SlowLogicBoy commented 5 years ago

For example in this video description there are quite a few links but they are cut off, I would like to somehow get those hyperlinks. Something like string RawDescription property? without that .TextEx() thingy? Raw Html is fine with me.

Tyrrrz commented 5 years ago

If I remember correctly, they are cut off by YouTube and the href is rewritten to go through YouTube's redirect.

SlowLogicBoy commented 5 years ago

I see, I will need to debug this to see if I could get out of that something, if not oh well.

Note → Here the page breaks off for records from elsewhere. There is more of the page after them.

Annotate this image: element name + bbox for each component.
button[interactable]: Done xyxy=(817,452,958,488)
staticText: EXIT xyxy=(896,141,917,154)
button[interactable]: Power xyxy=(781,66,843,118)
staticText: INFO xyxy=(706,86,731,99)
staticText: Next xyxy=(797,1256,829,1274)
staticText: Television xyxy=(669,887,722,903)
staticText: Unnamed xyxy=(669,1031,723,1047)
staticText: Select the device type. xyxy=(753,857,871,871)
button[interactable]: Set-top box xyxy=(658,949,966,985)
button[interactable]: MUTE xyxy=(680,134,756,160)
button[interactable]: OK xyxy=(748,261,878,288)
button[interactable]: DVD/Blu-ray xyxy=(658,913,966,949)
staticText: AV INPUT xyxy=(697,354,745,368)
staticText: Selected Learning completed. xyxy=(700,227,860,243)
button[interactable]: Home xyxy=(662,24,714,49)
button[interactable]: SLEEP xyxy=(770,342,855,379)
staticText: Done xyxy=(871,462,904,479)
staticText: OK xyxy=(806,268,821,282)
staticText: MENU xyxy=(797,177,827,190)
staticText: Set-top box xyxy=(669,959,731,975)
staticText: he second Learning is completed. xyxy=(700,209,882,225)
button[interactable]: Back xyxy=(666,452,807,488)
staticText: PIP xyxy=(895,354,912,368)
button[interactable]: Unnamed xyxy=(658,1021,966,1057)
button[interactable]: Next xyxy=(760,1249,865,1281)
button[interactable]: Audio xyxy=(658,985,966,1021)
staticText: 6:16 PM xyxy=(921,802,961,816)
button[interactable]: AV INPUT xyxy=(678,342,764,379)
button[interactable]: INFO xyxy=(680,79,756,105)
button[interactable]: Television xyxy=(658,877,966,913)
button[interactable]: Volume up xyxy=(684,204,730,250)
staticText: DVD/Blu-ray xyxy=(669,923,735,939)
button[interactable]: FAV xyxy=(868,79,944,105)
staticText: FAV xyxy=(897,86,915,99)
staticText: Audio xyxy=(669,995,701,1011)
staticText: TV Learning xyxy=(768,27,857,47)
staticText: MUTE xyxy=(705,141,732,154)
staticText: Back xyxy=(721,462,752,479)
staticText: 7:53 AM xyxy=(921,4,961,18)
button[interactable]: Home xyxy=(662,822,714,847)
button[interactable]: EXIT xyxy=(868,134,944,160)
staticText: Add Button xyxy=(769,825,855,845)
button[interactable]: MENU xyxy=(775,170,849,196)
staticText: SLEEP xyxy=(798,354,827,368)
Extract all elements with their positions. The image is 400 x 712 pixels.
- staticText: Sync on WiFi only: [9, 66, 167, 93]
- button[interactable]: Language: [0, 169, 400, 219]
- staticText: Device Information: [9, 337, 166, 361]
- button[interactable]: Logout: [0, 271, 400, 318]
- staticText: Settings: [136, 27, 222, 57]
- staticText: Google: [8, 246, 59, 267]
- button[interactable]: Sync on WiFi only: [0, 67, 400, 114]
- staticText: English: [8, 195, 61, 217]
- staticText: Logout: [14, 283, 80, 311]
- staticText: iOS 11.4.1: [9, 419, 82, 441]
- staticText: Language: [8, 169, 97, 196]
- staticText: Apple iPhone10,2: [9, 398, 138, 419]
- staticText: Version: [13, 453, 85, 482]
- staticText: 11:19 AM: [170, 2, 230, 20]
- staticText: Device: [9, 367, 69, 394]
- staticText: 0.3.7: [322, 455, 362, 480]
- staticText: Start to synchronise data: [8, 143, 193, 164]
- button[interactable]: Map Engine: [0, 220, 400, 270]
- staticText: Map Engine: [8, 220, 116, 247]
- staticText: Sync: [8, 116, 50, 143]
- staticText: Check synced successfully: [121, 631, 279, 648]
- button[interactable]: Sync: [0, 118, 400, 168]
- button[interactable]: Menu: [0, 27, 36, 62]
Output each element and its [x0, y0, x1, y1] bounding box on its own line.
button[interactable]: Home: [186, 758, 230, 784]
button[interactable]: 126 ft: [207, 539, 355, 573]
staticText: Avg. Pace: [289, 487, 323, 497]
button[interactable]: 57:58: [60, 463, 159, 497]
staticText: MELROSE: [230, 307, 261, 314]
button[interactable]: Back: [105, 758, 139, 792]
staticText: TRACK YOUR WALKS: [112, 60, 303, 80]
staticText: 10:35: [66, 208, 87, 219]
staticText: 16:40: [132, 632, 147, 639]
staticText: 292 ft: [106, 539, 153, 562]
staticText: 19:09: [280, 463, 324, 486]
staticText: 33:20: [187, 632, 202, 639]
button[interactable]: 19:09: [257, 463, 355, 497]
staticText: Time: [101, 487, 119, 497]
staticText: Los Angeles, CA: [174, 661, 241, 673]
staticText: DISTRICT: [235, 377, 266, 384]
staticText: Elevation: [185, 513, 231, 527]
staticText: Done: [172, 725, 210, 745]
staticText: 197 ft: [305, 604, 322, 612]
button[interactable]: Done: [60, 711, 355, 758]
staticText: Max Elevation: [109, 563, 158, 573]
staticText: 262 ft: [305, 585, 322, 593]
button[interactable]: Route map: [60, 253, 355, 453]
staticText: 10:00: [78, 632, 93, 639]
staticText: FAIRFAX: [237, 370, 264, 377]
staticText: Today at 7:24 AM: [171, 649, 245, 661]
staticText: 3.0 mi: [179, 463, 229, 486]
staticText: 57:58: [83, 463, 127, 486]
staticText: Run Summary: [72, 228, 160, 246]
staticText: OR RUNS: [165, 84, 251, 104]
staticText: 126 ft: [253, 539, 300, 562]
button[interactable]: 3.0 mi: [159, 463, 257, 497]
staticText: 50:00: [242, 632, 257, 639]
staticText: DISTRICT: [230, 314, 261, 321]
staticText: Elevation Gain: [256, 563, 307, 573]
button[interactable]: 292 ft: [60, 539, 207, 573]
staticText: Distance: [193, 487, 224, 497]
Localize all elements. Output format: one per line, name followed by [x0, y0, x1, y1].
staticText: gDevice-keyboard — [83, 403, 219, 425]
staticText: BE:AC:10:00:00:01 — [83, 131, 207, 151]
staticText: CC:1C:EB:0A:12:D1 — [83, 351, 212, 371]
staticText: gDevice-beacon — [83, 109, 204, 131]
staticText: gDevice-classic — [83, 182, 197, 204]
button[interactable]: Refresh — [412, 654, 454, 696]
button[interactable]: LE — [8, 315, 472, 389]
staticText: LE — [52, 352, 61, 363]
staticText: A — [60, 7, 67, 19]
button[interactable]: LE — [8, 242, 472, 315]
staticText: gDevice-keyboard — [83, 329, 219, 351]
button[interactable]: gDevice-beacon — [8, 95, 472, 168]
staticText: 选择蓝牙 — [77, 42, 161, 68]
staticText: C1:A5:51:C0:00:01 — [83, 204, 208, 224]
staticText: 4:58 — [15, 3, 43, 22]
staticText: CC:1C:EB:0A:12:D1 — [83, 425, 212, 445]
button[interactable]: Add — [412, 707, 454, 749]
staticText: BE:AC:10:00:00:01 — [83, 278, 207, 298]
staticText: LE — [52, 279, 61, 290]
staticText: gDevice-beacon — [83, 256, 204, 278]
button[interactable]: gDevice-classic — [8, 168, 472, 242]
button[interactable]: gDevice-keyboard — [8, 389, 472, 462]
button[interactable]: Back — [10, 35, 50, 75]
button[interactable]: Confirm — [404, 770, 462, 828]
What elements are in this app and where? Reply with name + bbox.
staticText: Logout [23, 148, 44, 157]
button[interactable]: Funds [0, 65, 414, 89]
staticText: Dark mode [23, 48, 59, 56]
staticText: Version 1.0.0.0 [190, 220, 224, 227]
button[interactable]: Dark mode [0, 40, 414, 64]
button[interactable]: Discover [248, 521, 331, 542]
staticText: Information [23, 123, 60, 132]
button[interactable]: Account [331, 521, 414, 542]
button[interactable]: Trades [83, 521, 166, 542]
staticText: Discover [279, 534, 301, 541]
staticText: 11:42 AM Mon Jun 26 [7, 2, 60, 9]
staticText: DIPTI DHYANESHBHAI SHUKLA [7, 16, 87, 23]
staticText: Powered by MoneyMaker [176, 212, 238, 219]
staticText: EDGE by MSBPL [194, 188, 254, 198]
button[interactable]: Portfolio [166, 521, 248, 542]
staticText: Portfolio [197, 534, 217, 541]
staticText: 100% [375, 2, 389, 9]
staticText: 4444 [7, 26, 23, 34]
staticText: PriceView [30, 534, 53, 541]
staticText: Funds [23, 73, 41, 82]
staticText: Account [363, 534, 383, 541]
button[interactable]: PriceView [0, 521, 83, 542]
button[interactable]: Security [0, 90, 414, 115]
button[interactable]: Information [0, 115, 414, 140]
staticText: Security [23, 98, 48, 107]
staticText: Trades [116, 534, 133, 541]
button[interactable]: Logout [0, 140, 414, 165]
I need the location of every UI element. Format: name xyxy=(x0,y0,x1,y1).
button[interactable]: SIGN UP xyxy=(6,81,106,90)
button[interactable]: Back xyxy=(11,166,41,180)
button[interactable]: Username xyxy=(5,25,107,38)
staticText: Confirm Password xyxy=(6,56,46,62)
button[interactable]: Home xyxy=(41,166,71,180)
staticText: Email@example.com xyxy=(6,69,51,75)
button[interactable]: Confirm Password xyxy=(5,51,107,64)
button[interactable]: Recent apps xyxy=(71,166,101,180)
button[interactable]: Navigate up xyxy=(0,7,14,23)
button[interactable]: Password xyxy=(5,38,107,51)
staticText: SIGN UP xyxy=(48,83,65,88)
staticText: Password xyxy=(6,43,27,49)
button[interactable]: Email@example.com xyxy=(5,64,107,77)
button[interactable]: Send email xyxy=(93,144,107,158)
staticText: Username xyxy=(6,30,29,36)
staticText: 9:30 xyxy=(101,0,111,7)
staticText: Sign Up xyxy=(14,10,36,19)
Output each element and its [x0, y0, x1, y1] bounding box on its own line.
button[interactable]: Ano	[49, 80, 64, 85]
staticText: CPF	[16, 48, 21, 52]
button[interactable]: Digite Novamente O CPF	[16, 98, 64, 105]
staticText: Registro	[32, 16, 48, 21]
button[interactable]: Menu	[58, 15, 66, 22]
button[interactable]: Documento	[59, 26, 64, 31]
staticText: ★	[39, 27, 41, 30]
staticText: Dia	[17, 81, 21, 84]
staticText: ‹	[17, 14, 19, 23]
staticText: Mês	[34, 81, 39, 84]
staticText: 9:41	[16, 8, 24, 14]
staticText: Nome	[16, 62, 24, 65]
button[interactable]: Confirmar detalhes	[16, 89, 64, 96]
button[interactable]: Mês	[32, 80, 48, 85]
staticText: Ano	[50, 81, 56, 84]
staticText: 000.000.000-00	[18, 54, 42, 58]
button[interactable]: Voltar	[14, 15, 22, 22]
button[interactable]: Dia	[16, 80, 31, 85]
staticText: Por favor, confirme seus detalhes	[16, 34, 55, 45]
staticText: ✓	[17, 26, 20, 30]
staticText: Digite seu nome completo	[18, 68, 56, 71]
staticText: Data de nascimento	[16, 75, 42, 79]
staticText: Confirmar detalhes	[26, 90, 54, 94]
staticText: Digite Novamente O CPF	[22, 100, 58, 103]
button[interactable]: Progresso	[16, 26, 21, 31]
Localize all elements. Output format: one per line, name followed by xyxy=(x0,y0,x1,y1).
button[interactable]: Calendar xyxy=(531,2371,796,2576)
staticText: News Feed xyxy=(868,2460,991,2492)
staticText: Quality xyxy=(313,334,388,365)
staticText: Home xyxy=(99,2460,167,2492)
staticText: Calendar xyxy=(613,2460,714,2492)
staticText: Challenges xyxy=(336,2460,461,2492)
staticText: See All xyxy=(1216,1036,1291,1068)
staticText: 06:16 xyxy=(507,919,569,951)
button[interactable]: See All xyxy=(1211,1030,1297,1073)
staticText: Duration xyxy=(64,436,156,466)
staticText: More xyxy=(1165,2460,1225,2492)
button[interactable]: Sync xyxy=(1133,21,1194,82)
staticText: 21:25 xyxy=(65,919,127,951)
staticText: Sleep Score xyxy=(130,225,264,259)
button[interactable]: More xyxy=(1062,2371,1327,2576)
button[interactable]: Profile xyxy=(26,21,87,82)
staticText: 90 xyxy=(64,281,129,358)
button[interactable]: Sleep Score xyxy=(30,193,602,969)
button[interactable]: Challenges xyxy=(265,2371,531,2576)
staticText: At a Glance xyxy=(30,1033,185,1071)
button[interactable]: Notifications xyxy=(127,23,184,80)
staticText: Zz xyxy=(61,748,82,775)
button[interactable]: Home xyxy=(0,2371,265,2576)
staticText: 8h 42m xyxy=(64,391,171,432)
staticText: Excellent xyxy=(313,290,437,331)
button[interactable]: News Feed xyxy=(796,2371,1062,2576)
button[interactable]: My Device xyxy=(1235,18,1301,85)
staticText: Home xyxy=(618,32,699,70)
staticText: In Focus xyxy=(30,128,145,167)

SlowLogicBoy commented 5 years ago
void EscapeYoutubeHyperlinks(IElement descriptionNode)
{
    var hyperLinks = descriptionNode.GetElementsByTagName("a");
    foreach (var hyperlink in hyperLinks.Cast<IHtmlAnchorElement>())
    {
        if (string.IsNullOrWhiteSpace(hyperlink.Search))
            continue;

        var queryParts = hyperlink.Search.Split('&', StringSplitOptions.RemoveEmptyEntries);
        var url = queryParts.SingleOrDefault(s => s.StartsWith("q="))?.Substring(2);

        if(string.IsNullOrWhiteSpace(url))
            url = queryParts.SingleOrDefault(s => s.StartsWith("?q="))?.Substring(3);

        if (string.IsNullOrWhiteSpace(url)) 
            continue;

        url = Uri.UnescapeDataString(url);
        hyperlink.Href = url;
        hyperlink.Dataset["url"] = url;
    }
}
//Usage:
var descriptionNode = watchPage.QuerySelector("p#eow-description");
EscapeYoutubeHyperlinks(descriptionNode);

this changes from:

<a href="/redirect?redir_token=y3v1wFxmzoIFfMuVsvc86NSD7UF8MTUzOTMzMDQ3M0AxNTM5MjQ0MDcz&amp;q=http%3A%2F%2Freol.jp&amp;event=video_description&amp;v=EFTV3IIjeNw" class="yt-uix-sessionlink  " data-target-new-window="True" data-sessionlink="itct=CDQQ6TgYACITCKXvvoHz_d0CFdOdwQodFM0L1Sj4HUjc8Y2RyLu1qhA" data-url="/redirect?redir_token=y3v1wFxmzoIFfMuVsvc86NSD7UF8MTUzOTMzMDQ3M0AxNTM5MjQ0MDcz&amp;q=http%3A%2F%2Freol.jp&amp;event=video_description&amp;v=EFTV3IIjeNw" target="_blank" rel="nofollow noopener">http://reol.jp</a>

Into:

<a href="http://reol.jp" class="yt-uix-sessionlink  " data-target-new-window="True" data-sessionlink="itct=CDQQ6TgYACITCKXvvoHz_d0CFdOdwQodFM0L1Sj4HUjc8Y2RyLu1qhA" data-url="http://reol.jp" target="_blank" rel="nofollow noopener">http://reol.jp</a>
Tyrrrz commented 5 years ago

How is this link rendered now, without the proposed solution?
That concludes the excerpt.